After a 2017 federal court decision, the Cherokee Nation recognized Freedmen and their descendants as Cherokee citizens, extinguishing the term “by-blood” in their constitution (Oaster, 2021). According to author Dan Agent, the Cherokee Nation is now the first tribe to be forced to accept non-Indians as citizens (Tayac, 2009, p. 126). While Agent argues that Cherokee blood is what “powers the hearts and minds and sustains the culture of the Cherokee people”, Professor Daniel Littlefield from the University of South Carolina argues that the justification to “oust” the Cherokee Freedmen in 2007 due to their lack of blood quantum is explicitly rooted in the racism of the 19th century to determine “which Cherokee citizens would be the first to lose their land to white buyers” (Tayac, 2009, p. 126 & 130-131). Prior to the 2017 decision, Professor Littlefield warned that by attempting to nullify or amend the Treaty of 1866 or Article 9, in which Freedmen are granted citizenship, the Cherokee Nation could potentially jeopardize its sovereignty — the sovereignty of a multiracial nation (including Shawnees, Delawares, Freedmen, and intermarried whites) whose citizenship was based on either blood or adoption since 1866 (Tayac, 2009, p. 131 & 129).
The Choctaw and the Muscogee (Creek) do not recognize Freedmen as citizens of their tribes, and today, descendants of Choctaw and Creek Freedmen continue to fight for their place in the tribe, tribes that their descendants were enslaved by and have now been a part of for generations. Many of these individuals are also Black-Native peoples whose identities are often contested and miscategorized by the U.S. government and the tribal communities they are a part of.

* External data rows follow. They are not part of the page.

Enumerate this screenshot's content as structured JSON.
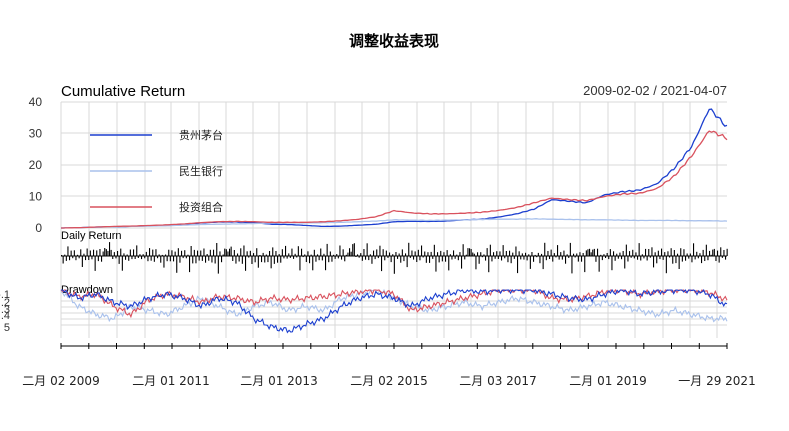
{
  "chart_data": {
    "type": "line",
    "title": "调整收益表现",
    "date_range": "2009-02-02 / 2021-04-07",
    "panels": [
      {
        "title": "Cumulative Return",
        "type": "line",
        "ylim": [
          0,
          40
        ],
        "yticks": [
          "40",
          "30",
          "20",
          "10",
          "0"
        ],
        "legend_position": "top-left",
        "grid": true
      },
      {
        "title": "Daily Return",
        "type": "bar",
        "grid": true
      },
      {
        "title": "Drawdown",
        "type": "line",
        "ylim": [
          -0.55,
          0
        ],
        "yticks": [
          "-.1",
          ".2",
          ".3",
          ".4",
          "5"
        ],
        "grid": true
      }
    ],
    "x": [
      "2009-02",
      "2009-06",
      "2009-10",
      "2010-02",
      "2010-06",
      "2010-10",
      "2011-02",
      "2011-06",
      "2011-10",
      "2012-02",
      "2012-06",
      "2012-10",
      "2013-02",
      "2013-06",
      "2013-10",
      "2014-02",
      "2014-06",
      "2014-10",
      "2015-02",
      "2015-06",
      "2015-10",
      "2016-02",
      "2016-06",
      "2016-10",
      "2017-02",
      "2017-06",
      "2017-10",
      "2018-02",
      "2018-06",
      "2018-10",
      "2019-02",
      "2019-06",
      "2019-10",
      "2020-02",
      "2020-06",
      "2020-10",
      "2021-01",
      "2021-02",
      "2021-04"
    ],
    "series": [
      {
        "name": "贵州茅台",
        "color": "#1c3fcf",
        "values": [
          0,
          0.1,
          0.3,
          0.4,
          0.5,
          0.7,
          0.9,
          1.2,
          1.6,
          1.9,
          1.9,
          1.7,
          1.2,
          1.1,
          0.8,
          0.5,
          0.6,
          0.9,
          1.2,
          2.0,
          2.1,
          2.1,
          2.2,
          2.6,
          2.8,
          3.5,
          4.5,
          6.0,
          9.0,
          8.5,
          8.0,
          10.5,
          11.5,
          12.0,
          14.0,
          19.0,
          26.0,
          38.0,
          32.0
        ]
      },
      {
        "name": "民生银行",
        "color": "#a9c1ec",
        "values": [
          0,
          0.1,
          0.3,
          0.4,
          0.5,
          0.6,
          0.7,
          0.9,
          1.1,
          1.2,
          1.3,
          1.4,
          1.6,
          1.6,
          1.6,
          1.7,
          1.8,
          2.0,
          2.2,
          2.6,
          2.5,
          2.4,
          2.5,
          2.6,
          2.7,
          2.8,
          2.8,
          2.9,
          2.8,
          2.7,
          2.6,
          2.6,
          2.5,
          2.4,
          2.4,
          2.4,
          2.3,
          2.3,
          2.2
        ]
      },
      {
        "name": "投资组合",
        "color": "#d9525e",
        "values": [
          0,
          0.1,
          0.3,
          0.5,
          0.6,
          0.8,
          1.0,
          1.3,
          1.7,
          2.0,
          2.1,
          2.0,
          1.8,
          1.8,
          1.8,
          2.0,
          2.3,
          2.8,
          3.6,
          5.5,
          4.8,
          4.5,
          4.5,
          4.7,
          5.0,
          5.6,
          6.5,
          8.0,
          9.5,
          9.0,
          8.7,
          10.0,
          10.8,
          11.0,
          12.5,
          16.5,
          23.0,
          31.0,
          28.5
        ]
      }
    ],
    "drawdown": [
      {
        "name": "贵州茅台",
        "values": [
          0,
          -0.1,
          -0.05,
          -0.15,
          -0.2,
          -0.1,
          -0.05,
          -0.1,
          -0.2,
          -0.1,
          -0.15,
          -0.35,
          -0.45,
          -0.5,
          -0.42,
          -0.35,
          -0.2,
          -0.1,
          -0.05,
          -0.1,
          -0.2,
          -0.1,
          -0.05,
          0,
          -0.02,
          0,
          0,
          0,
          -0.05,
          -0.1,
          -0.12,
          -0.05,
          0,
          -0.05,
          -0.02,
          0,
          0,
          -0.05,
          -0.2
        ]
      },
      {
        "name": "民生银行",
        "values": [
          0,
          -0.2,
          -0.3,
          -0.35,
          -0.2,
          -0.25,
          -0.3,
          -0.2,
          -0.1,
          -0.2,
          -0.3,
          -0.2,
          -0.15,
          -0.25,
          -0.2,
          -0.25,
          -0.1,
          -0.05,
          0,
          -0.1,
          -0.2,
          -0.25,
          -0.2,
          -0.15,
          -0.2,
          -0.15,
          -0.1,
          -0.15,
          -0.2,
          -0.25,
          -0.2,
          -0.15,
          -0.2,
          -0.25,
          -0.3,
          -0.25,
          -0.3,
          -0.35,
          -0.35
        ]
      },
      {
        "name": "投资组合",
        "values": [
          0,
          -0.08,
          -0.05,
          -0.2,
          -0.3,
          -0.12,
          -0.05,
          -0.08,
          -0.15,
          -0.08,
          -0.1,
          -0.15,
          -0.1,
          -0.12,
          -0.1,
          -0.08,
          -0.05,
          -0.02,
          0,
          -0.05,
          -0.25,
          -0.2,
          -0.15,
          -0.1,
          -0.05,
          0,
          0,
          0,
          -0.1,
          -0.12,
          -0.08,
          -0.02,
          0,
          -0.05,
          -0.02,
          0,
          0,
          -0.03,
          -0.12
        ]
      }
    ],
    "xticks": [
      "二月 02 2009",
      "二月 01 2011",
      "二月 01 2013",
      "二月 02 2015",
      "二月 03 2017",
      "二月 01 2019",
      "一月 29 2021"
    ]
  }
}
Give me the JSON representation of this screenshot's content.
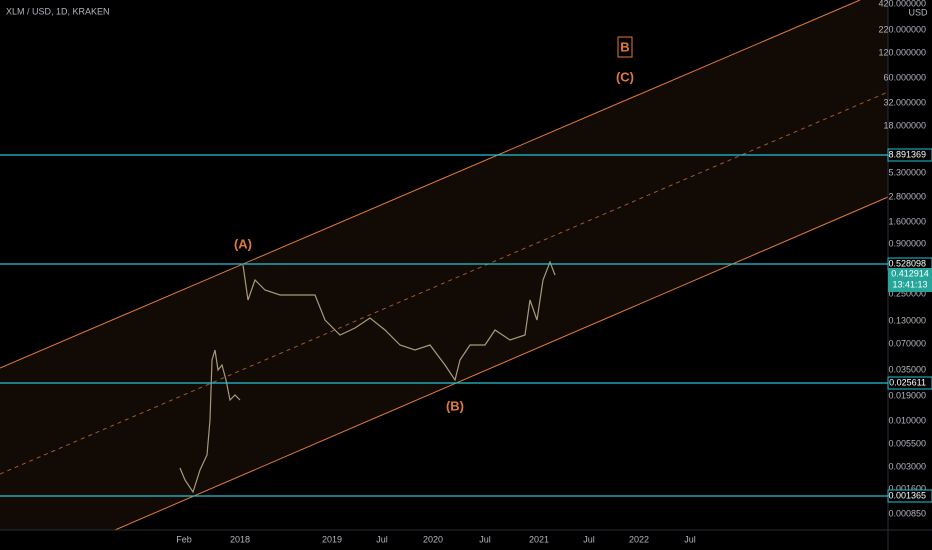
{
  "header": {
    "symbol": "XLM / USD, 1D, KRAKEN"
  },
  "price_axis": {
    "currency": "USD",
    "labels": [
      "420.000000",
      "220.000000",
      "120.000000",
      "60.000000",
      "32.000000",
      "18.000000",
      "5.300000",
      "2.800000",
      "1.600000",
      "0.900000",
      "0.250000",
      "0.130000",
      "0.070000",
      "0.035000",
      "0.019000",
      "0.010000",
      "0.005500",
      "0.003000",
      "0.001600",
      "0.000850"
    ]
  },
  "levels": [
    "8.891369",
    "0.528098",
    "0.025611",
    "0.001365"
  ],
  "last_price": {
    "price": "0.412914",
    "countdown": "13:41:13"
  },
  "time_axis": {
    "labels": [
      "Feb",
      "2018",
      "2019",
      "Jul",
      "2020",
      "Jul",
      "2021",
      "Jul",
      "2022",
      "Jul"
    ]
  },
  "annotations": [
    "(A)",
    "(B)",
    "(C)",
    "B"
  ]
}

While white supremacy and settler colonialism are pervasive in the United States, there is much to heal in terms of Native-Black solidarity and kinship. During Black History Month and every month, we should continue to learn and question how anti-Blackness affects tribes, how ongoing settler colonialism divides Black and Native people by putting Blackness and Indigeneity in opposition to one another, and how the settler colonial regime, while chattel slavery is now abolished, continues to criminalize Black bodies and life and dispossess Native people of their land and lifeways to ensure a white settler future.